Notre groupe défend également le service public, qui est le patrimoine de ceux qui n’en ont pas.

L’affaiblissement continu des services publics dans les territoires ruraux, comme dans les quartiers populaires, aboutit à un sentiment d’abandon et de désespérance que les gilets jaunes et la crise actuelle révèlent avec violence. Il y a urgence de plus et mieux de service public. Surtout, la solidarité est indispensable, alors que l’inflation, en grande partie spéculative, attaque le pouvoir d’achat de nos concitoyens.

Enfin, et ce sera mon dernier point, il y a une insincérité des documents présentés : je pense à tous les reports de crédits et à tous les écarts, dans des proportions historiques, qui malmènent les droits du Parlement sur l’élaboration du budget et le contrôle de son exécution.

Dans un contexte d’urgence climatique et d’augmentation des inégalités, les budgets de 2021 et 2022 ont été des occasions manquées, pour les services publics comme pour la transition.

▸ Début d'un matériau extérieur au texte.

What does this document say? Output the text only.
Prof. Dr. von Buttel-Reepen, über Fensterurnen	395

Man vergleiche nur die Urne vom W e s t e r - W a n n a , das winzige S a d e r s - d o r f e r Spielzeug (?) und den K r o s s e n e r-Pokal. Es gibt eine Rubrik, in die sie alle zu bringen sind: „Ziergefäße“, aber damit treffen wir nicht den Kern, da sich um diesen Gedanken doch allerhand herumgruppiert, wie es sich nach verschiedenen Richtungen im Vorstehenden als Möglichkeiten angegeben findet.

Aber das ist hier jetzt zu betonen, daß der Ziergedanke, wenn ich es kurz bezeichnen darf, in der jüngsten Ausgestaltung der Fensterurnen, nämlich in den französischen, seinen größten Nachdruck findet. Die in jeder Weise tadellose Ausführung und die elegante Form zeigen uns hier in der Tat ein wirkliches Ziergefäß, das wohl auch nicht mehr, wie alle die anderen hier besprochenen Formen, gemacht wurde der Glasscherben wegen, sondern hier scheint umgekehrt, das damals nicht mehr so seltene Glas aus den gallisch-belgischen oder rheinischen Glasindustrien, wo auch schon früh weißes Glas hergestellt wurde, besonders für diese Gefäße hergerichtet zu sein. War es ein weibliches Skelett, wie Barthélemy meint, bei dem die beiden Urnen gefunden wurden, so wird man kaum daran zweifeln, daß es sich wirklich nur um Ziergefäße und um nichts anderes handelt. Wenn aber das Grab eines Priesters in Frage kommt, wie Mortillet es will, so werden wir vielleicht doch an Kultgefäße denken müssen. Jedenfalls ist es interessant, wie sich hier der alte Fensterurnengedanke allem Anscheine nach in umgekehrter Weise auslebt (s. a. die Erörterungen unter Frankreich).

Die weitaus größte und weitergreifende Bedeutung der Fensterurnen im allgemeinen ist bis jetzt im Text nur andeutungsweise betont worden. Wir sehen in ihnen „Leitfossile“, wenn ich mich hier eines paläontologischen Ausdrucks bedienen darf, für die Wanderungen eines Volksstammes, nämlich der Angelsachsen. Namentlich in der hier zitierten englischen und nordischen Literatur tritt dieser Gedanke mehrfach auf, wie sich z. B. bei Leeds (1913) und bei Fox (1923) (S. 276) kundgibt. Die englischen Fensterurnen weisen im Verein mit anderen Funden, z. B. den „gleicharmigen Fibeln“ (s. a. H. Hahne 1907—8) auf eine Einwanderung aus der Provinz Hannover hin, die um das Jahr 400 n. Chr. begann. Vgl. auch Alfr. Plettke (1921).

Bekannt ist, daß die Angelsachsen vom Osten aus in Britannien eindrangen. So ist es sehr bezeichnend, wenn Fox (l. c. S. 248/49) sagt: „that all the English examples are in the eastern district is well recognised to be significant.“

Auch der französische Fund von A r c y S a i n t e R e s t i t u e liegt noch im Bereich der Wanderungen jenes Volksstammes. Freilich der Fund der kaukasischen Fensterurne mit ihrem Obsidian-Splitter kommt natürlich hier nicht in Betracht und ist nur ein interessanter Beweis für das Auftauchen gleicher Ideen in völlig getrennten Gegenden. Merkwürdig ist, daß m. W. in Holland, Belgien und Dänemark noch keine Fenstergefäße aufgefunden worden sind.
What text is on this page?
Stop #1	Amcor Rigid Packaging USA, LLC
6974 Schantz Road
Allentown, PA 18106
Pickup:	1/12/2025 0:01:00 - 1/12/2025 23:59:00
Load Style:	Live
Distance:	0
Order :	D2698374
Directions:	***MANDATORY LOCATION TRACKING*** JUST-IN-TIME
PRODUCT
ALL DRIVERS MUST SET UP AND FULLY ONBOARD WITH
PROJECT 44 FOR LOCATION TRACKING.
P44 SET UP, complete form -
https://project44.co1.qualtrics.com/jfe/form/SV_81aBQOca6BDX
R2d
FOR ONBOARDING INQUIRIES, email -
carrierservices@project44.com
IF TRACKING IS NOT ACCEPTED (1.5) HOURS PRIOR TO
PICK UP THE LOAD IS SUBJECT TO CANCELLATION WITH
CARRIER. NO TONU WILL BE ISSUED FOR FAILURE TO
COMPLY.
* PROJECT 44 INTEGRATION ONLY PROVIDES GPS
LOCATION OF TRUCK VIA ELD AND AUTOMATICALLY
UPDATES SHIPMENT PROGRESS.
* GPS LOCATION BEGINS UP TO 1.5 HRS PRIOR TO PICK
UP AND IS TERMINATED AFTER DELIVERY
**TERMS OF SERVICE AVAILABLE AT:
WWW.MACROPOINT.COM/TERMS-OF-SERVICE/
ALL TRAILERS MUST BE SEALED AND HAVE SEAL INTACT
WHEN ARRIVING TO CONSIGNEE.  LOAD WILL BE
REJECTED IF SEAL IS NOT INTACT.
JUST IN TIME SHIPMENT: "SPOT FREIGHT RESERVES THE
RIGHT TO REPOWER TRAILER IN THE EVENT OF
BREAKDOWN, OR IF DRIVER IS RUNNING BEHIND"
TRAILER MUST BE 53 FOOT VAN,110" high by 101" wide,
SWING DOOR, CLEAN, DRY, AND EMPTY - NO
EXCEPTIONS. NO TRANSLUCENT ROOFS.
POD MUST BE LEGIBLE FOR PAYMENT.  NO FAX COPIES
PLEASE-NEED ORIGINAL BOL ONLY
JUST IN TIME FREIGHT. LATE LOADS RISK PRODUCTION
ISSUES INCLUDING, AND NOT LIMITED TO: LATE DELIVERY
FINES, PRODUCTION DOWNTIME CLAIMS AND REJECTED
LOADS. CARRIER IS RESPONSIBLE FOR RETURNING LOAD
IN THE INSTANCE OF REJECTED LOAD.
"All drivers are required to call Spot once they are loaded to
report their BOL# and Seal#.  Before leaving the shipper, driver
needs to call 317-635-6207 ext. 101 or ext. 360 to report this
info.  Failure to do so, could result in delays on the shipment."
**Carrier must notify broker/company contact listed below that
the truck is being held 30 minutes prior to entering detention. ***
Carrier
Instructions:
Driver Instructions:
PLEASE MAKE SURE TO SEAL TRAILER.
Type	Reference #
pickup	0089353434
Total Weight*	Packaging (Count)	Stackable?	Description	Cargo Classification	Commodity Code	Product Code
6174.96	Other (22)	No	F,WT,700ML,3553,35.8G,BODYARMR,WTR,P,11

Les profits et les dividendes record auraient pu servir au financement d’une véritable bifurcation environnementale et sociale. Par votre politique budgétaire, vous nous privez de recettes fiscales, mais la crise climatique ne repassera pas les plats, et l’insuffisance de l’action aujourd’hui se traduira par l’aggravation des crises demain. C’est pourquoi nous désapprouvons ces projets de loi de règlement.